1.      Hipótese 1: Tudo o que existe, existe por algo ou;

2.      Hipótese 2: Tudo o que existe, existe por nada;

Negação da Hipótese 2: Não é possível pensar em algo que exista por nada, logo nada existe por nada.

=> Confirmação da Hipótese 1: Tudo o que existe, portanto, não existe senão por algo.
      Hipótese 1.1:  Esse algo, aquilo pelo qual todas as coisas existem, é uno ou;

      Hipótese 1.2: Esse algo, aquilo pelo qual todas as coisas existem, é múltiplo

=> Desenvolvimento da Hipótese 1:2: (1) Se é múltiplo, os elementos dessa multiplicidade:

(i) ou se reconduzem a algo uno pelo qual existem;

(ii) ou cada um desses elementos existe por si mesmo;

(iii) ou esses elementos existem reciprocamente uns pelos outros;

Daí se segue que

I.                    Se i é verdadeiro, isto é, se “os elementos existem por um só”, já não existem todas as coisas por múltiplos elementos, mas antes por aquele uno, pelo qual existem estes múltiplos elementos.

II.                 Se ii é verdadeiro, isto é, se “cada um destes elementos existe por si”, existe alguma força ou natureza de existir por si, que eles possuem para existirem por si.

III.              Se iii: é verdadeiro, isto é, se “múltiplos elementos existem por si reciprocamente”, nenhuma razão suporta, porque é uma cogitação irracional, que alguma coisa exista por aquilo ao qual dá a existência.

            Logo, excluindo-se iii como uma alternativa irracional, disso decorre que nos restam as alternativas i e ii.
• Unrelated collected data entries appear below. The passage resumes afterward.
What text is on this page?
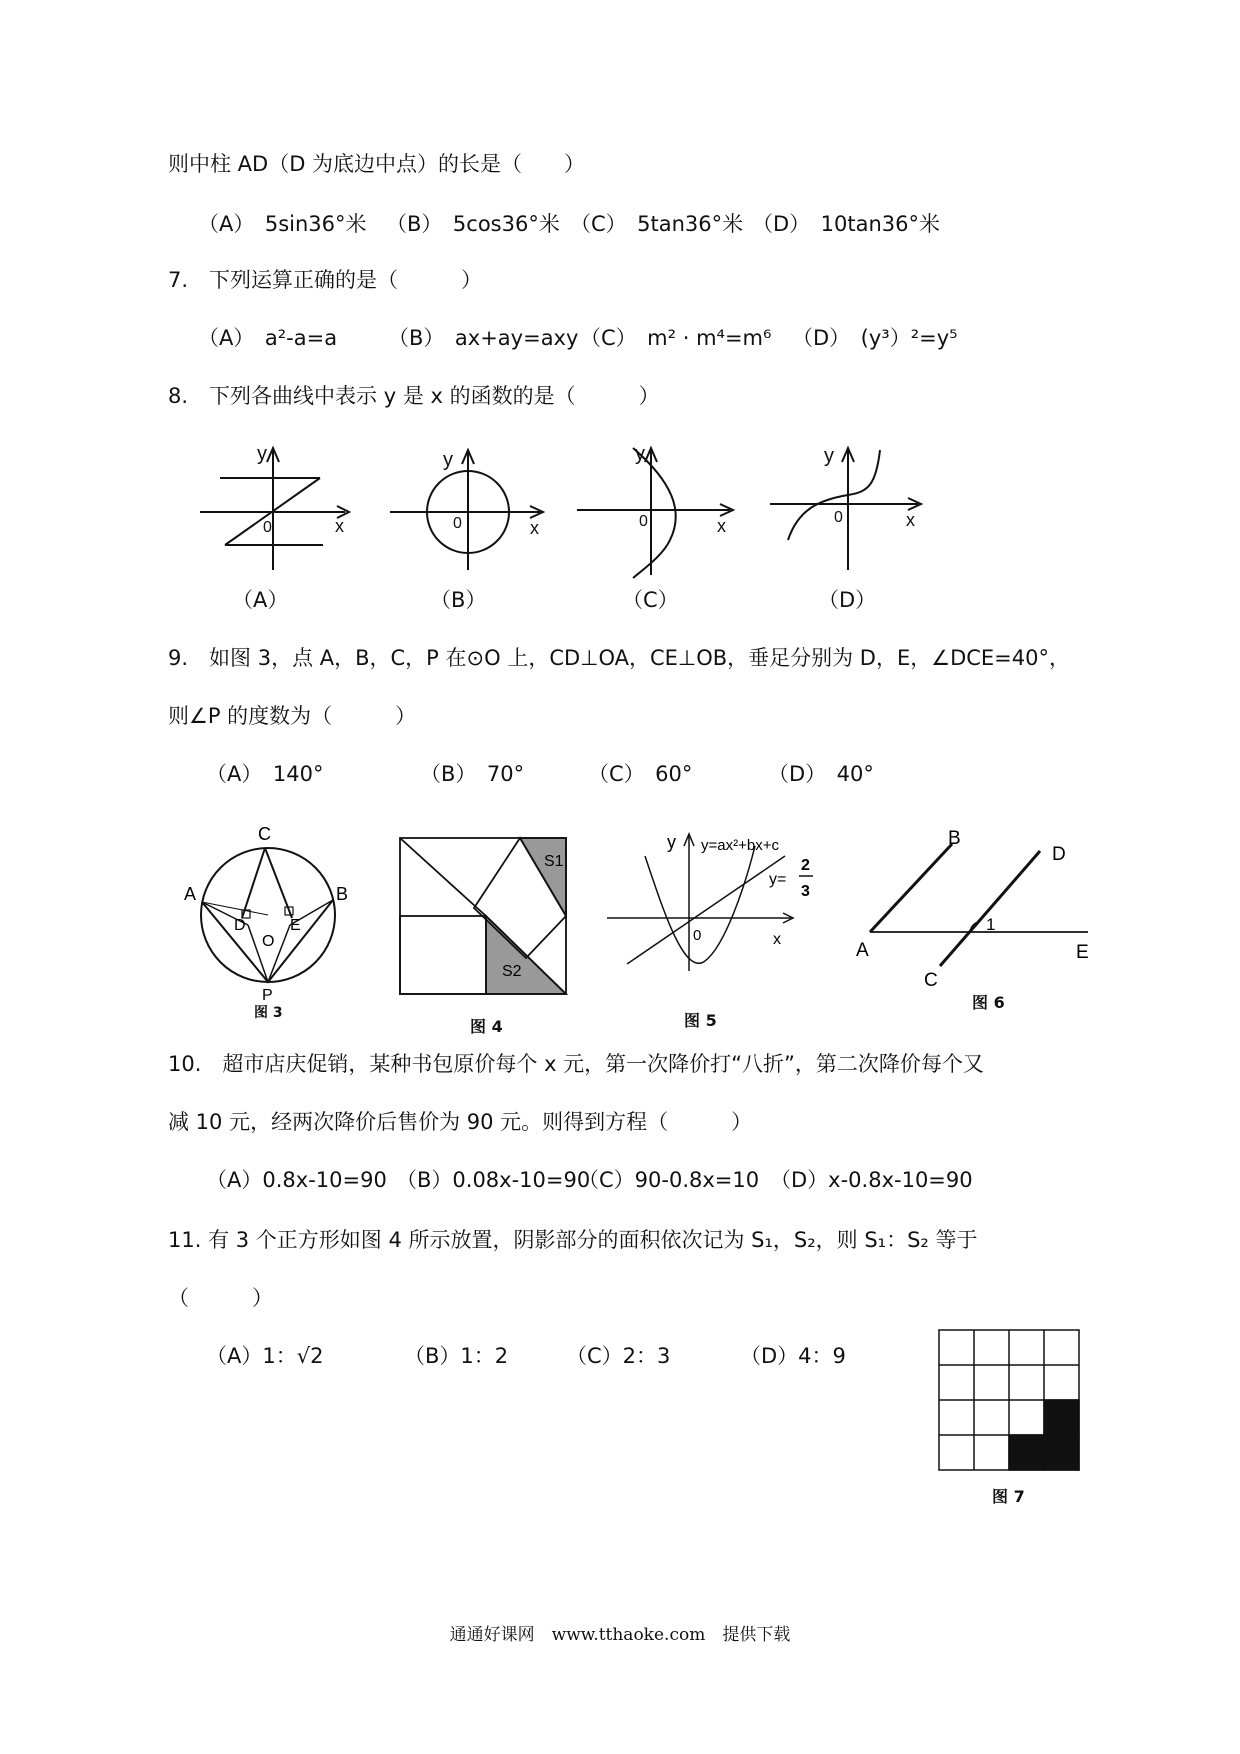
则中柱 AD（D 为底边中点）的长是（　　）
（A）　5sin36°米 （B）　5cos36°米 （C）　5tan36°米 （D）　10tan36°米
7.　下列运算正确的是（　　　）
（A）　a²-a=a （B）　ax+ay=axy （C）　m² · m⁴=m⁶ （D）　(y³）²=y⁵
8.　下列各曲线中表示 y 是 x 的函数的是（　　　）
y
x
0
（A）
y
x
0
（B）
y
x
0
（C）
y
x
0
（D）
9.　如图 3，点 A，B，C，P 在⊙O 上，CD⊥OA，CE⊥OB，垂足分别为 D，E，∠DCE=40°，
则∠P 的度数为（　　　）
（A）　140°	（B）　70°	（C）　60°	（D）　40°
C
A	B
D	E
O
P
图 3
S1
S2
图 4
y y=ax²+bx+c
y=
2
3
0	x
图 5
B
D
1
A	E
C
图 6
10.　超市店庆促销，某种书包原价每个 x 元，第一次降价打“八折”，第二次降价每个又
减 10 元，经两次降价后售价为 90 元。则得到方程（　　　）
（A）0.8x-10=90 （B）0.08x-10=90
（C）90-0.8x=10 （D）x-0.8x-10=90
11. 有 3 个正方形如图 4 所示放置，阴影部分的面积依次记为 S₁，S₂，则 S₁：S₂ 等于
（　　　）
（A）1：√2	（B）1：2	（C）2：3	（D）4：9
图 7
通通好课网　www.tthaoke.com　提供下载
No entanto, quer (i) ou (ii) sejam verdadeiros, segue-se que não são múltiplos os elementos pelos quais todas as coisas existem. Assim, fica confirmada a Hipótese 1.1: “Esse algo, aquilo pelo qual todas as coisas existem, é uno.” Esse Uno por meio do qual tudo existe é Deus.

 

            É possível identificar nesse argumento uma influência de ideias neoplatônicas sobre a participação de todas coisas no Uno, do qual tudo recebe sua existência. 
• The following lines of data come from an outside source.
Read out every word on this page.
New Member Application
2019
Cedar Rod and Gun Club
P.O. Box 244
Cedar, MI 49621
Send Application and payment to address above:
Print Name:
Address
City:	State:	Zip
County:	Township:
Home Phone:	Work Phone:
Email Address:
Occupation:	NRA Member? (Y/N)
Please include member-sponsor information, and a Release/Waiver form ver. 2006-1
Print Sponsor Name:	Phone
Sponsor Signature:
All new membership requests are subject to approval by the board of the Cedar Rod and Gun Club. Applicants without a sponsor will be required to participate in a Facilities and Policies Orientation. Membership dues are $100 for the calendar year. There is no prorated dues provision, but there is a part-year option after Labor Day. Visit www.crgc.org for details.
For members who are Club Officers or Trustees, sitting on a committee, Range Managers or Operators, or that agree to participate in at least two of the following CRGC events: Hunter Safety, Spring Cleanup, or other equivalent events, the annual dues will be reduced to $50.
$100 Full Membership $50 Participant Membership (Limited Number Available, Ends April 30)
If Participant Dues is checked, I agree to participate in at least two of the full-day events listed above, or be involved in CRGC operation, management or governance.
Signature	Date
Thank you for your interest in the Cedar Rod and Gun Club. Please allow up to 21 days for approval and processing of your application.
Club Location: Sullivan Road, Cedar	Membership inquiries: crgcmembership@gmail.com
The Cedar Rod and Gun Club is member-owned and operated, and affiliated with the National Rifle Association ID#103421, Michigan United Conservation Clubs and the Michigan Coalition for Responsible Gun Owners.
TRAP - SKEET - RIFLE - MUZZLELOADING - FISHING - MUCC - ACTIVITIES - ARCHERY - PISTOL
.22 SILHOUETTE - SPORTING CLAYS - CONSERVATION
                  Por fim, a quarta via procede de modo similar à terceira no sentido de postular teses e a partir de suas negações e provas, confirmar certas premissas e descartar outras. Trata-se da via da perfeição.

 

Via da Perfeição

1.      Hipótese 1: A natureza perfeita é tal que existe só ou;

2.      Hipótese 2: A natureza perfeita é tal que existem múltiplas do mesmo gênero ou iguais.

=> Desenvolvimento da Hipótese 2: Se existem múltiplas e iguais: como não podem ser iguais por razões diversas, mas pelo mesmo algo, esse uno pelo qual são igualmente grandes:

(i)                 ou é isso mesmo que elas próprias são, isto é, a própria essência delas;

(ii)              ou é diferente daquilo que elas próprias são.

Daí se segue:

I.                    Se i é verdadeira, isto é, se “o uno nada mais é do que a própria essência dos múltiplos iguais”, como as essências delas não são múltiplas, mas uma só, assim também as naturezas não são múltiplas, mas uma só.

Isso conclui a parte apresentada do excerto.